(Reuters) – Conservative U.S. Supreme Court justices signaled sympathy on Tuesday toward a bid by President Donald Trump’s administration, backed by broadcast companies, to loosen regulations that critics have said promote a diversity of views in local broadcast media and ownership by racial minorities and women.
During arguments by teleconference in the case, conservative justices asked questions that appeared to indicate they believe the Federal Communications Commission did not overstep its authority in repealing certain media ownership regulations in 2017. The court has a 6-3 conservative majority.
The justices were considering appeals by the FCC, companies including News Corp, Fox Corp and Sinclair Broadcast Group Inc and the National Association of Broadcasters of a lower court ruling that blocked the rule changes for failing to consider the effects on ownership diversity.
The broadcast industry wants a freer hand to consolidate operations, and the FCC’s move helped that goal. But critics of the FCC’s action have said loosening ownership rules as the agency did could jeopardize a wider array of news and information sources at the local level.
The Philadelphia-based 3rd U.S. Circuit Court of Appeals has thwarted the FCC’s efforts to revise the rules since 2003 in a series of decisions.
Chief Justice John Roberts and other conservative justices focused during the arguments on the FCC’s obligation to extensively analyze potential impacts on women and minorities.
Roberts wondered whether the FCC should have to justify changing its focus from one priority to another that it thinks is more important, such as cross-ownership between broadcast and print media as opposed to ownership by minorities and women.
“Reasonable people can disagree on that,” Roberts said.

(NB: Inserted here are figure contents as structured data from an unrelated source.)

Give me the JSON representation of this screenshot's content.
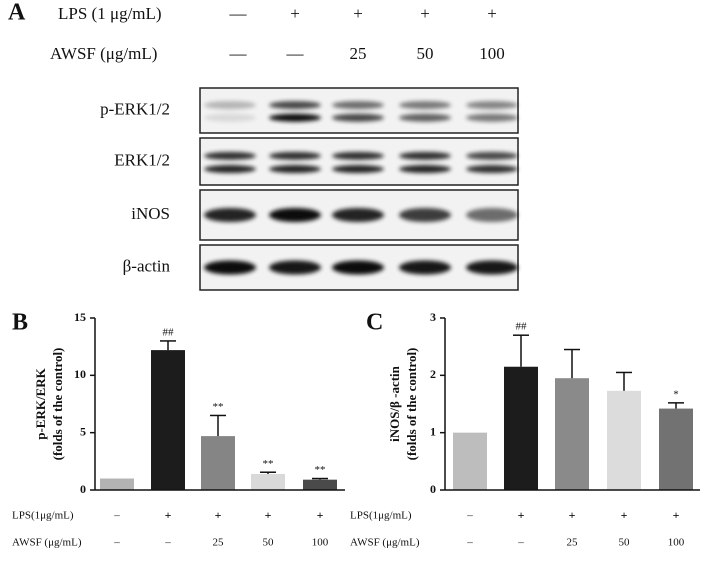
{
  "figure_labels": {
    "a": "A",
    "b": "B",
    "c": "C"
  },
  "blot": {
    "treatments": [
      {
        "label": "LPS (1 μg/mL)",
        "values": [
          "—",
          "+",
          "+",
          "+",
          "+"
        ]
      },
      {
        "label": "AWSF (μg/mL)",
        "values": [
          "—",
          "—",
          "25",
          "50",
          "100"
        ]
      }
    ],
    "bands": [
      "p-ERK1/2",
      "ERK1/2",
      "iNOS",
      "β-actin"
    ]
  },
  "chart_data": [
    {
      "type": "bar",
      "y_label": [
        "p-ERK/ERK",
        "(folds of the control)"
      ],
      "treatments": [
        {
          "label": "LPS(1μg/mL)",
          "values": [
            "–",
            "+",
            "+",
            "+",
            "+"
          ]
        },
        {
          "label": "AWSF (μg/mL)",
          "values": [
            "–",
            "–",
            "25",
            "50",
            "100"
          ]
        }
      ],
      "values": [
        1,
        12.2,
        4.7,
        1.4,
        0.9
      ],
      "errors": [
        0,
        0.8,
        1.8,
        0.15,
        0.1
      ],
      "annotations": [
        null,
        "##",
        "**",
        "**",
        "**"
      ],
      "colors": [
        "#b3b3b3",
        "#1c1c1c",
        "#858585",
        "#d9d9d9",
        "#4a4a4a"
      ],
      "ylim": [
        0,
        15
      ],
      "yticks": [
        0,
        5,
        10,
        15
      ]
    },
    {
      "type": "bar",
      "y_label": [
        "iNOS/β -actin",
        "(folds of the control)"
      ],
      "treatments": [
        {
          "label": "LPS(1μg/mL)",
          "values": [
            "–",
            "+",
            "+",
            "+",
            "+"
          ]
        },
        {
          "label": "AWSF (μg/mL)",
          "values": [
            "–",
            "–",
            "25",
            "50",
            "100"
          ]
        }
      ],
      "values": [
        1,
        2.15,
        1.95,
        1.73,
        1.42
      ],
      "errors": [
        0,
        0.55,
        0.5,
        0.32,
        0.1
      ],
      "annotations": [
        null,
        "##",
        null,
        null,
        "*"
      ],
      "colors": [
        "#bdbdbd",
        "#1c1c1c",
        "#8a8a8a",
        "#dcdcdc",
        "#727272"
      ],
      "ylim": [
        0,
        3
      ],
      "yticks": [
        0,
        1,
        2,
        3
      ]
    }
  ]
}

Fellow conservative Justice Neil Gorsuch said that a 1996 law directing the FCC to periodically review ownership rules had a “deregulatory impulse and yet that impulse idea has never been exercised.”
Liberal Justice Sonia Sotomayor said that the FCC has “for decades” considered minority and women ownership when making its rules and that legal precedent requires an adequate explanation if that approach is rejected.
At issue in the case is a 2019 ruling by the 3rd Circuit, which ordered the FCC to reconsider the issue.
In 2017, the Republican-led FCC voted to eliminate a ban in place since 1975 on cross-ownership of a newspaper and TV station in a major market. It also voted to make it easier for media companies to buy additional TV stations in the same market, for local stations to jointly sell advertising time and for companies to buy additional radio stations in some markets.
The new rules were challenged by a number of community advocacy groups led by Prometheus Radio Project.